As AI becomes better at interpreting language, and robots become better at interacting with the physical world, fears about replacement rise
As the RT-2 research (mentioned earlier) shows, better foundational AI models will make robots more intelligent, flexible, and capable, so the utility of robots in multiple roles will greatly expand. Robotics is predicted to grow 30% annualized now through 2030, and it could end up being more profoundly important in displacing human work than the LLMs themselves.
AI cloud cloud startup CoreWeave raises $2.3 billion in debt collateralized by Nvidia chips. They are getting big thanks to NVidia being in their corner. As VentureBeat puts it, CoreWeave came 'out of nowhere.' Now it's poised to make billions off AI with its GPU cloud.
Dell is cooperating with Nvidia, announcing 'Project Helix' with Nvidia to provide generative AI solutions.
How are companies training workers on ChatGPT, generative AI? AI evolving too fast to train workers to keep up, as the scene is constantly shifting.

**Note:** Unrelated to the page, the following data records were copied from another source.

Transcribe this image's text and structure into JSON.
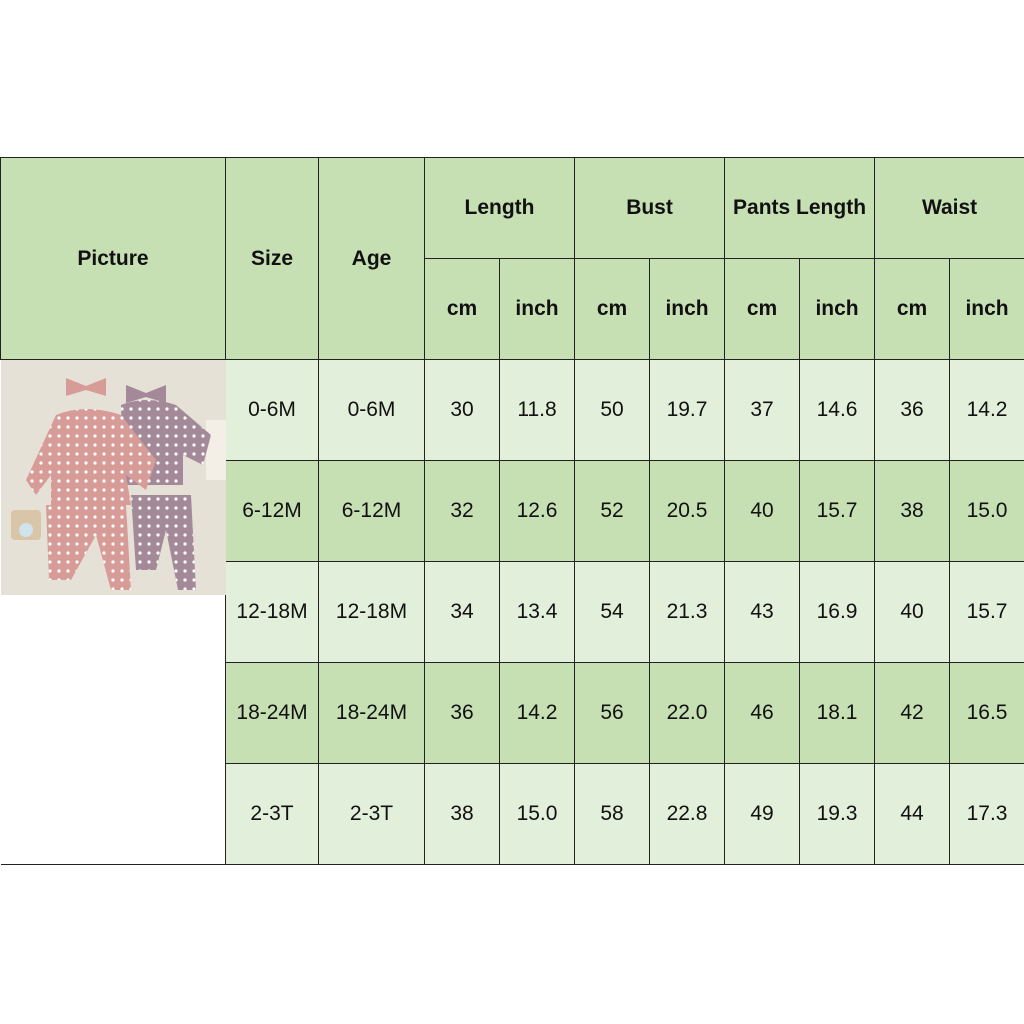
{
  "colors": {
    "header": "#c6e0b4",
    "row_light": "#e2efda",
    "row_dark": "#c6e0b4"
  },
  "headers": {
    "picture": "Picture",
    "size": "Size",
    "age": "Age",
    "groups": [
      "Length",
      "Bust",
      "Pants Length",
      "Waist"
    ],
    "units": [
      "cm",
      "inch",
      "cm",
      "inch",
      "cm",
      "inch",
      "cm",
      "inch"
    ]
  },
  "rows": [
    {
      "size": "0-6M",
      "age": "0-6M",
      "values": [
        "30",
        "11.8",
        "50",
        "19.7",
        "37",
        "14.6",
        "36",
        "14.2"
      ]
    },
    {
      "size": "6-12M",
      "age": "6-12M",
      "values": [
        "32",
        "12.6",
        "52",
        "20.5",
        "40",
        "15.7",
        "38",
        "15.0"
      ]
    },
    {
      "size": "12-18M",
      "age": "12-18M",
      "values": [
        "34",
        "13.4",
        "54",
        "21.3",
        "43",
        "16.9",
        "40",
        "15.7"
      ]
    },
    {
      "size": "18-24M",
      "age": "18-24M",
      "values": [
        "36",
        "14.2",
        "56",
        "22.0",
        "46",
        "18.1",
        "42",
        "16.5"
      ]
    },
    {
      "size": "2-3T",
      "age": "2-3T",
      "values": [
        "38",
        "15.0",
        "58",
        "22.8",
        "49",
        "19.3",
        "44",
        "17.3"
      ]
    }
  ]
}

How quickly could AI threaten jobs in the medical field? Gottlieb says AI may take on doctors' roles sooner rather than later.
AI Opinions and Articles
Training AI off data scraped online also includes a lot of toxic speech, Google is coming up with ways to fight that with Google’s weird, risky quest to tame AI with AI.
A Look Back …
The Atlantic has a profile on Sam Altman of OpenAI, and asks “Does Sam Altman know what he’s creating?” Sub-titled “The OpenAI CEO’s ambitious, ingenious, terrifying quest to create a new form of intelligence,” the article goes through the history of OpenAI and it’s discouraging early years:
The first few years at OpenAI were a slog, in part because no one there knew whether they were training a baby or pursuing a spectacularly expensive dead end.
… “Nothing was working, and Google had everything: all the talent, all the people, all the money,” Altman told me. The founders had put up millions of dollars to start the company, and failure seemed like a real possibility. Greg Brockman, the 35-year-old president, told me that in 2017, he was so discouraged that he started lifting weights as a compensatory measure. He wasn’t sure that OpenAI was going to survive the year, he said, and he wanted “to have something to show for my time.”
… and then the Transformer paper came out. The rest is AI history.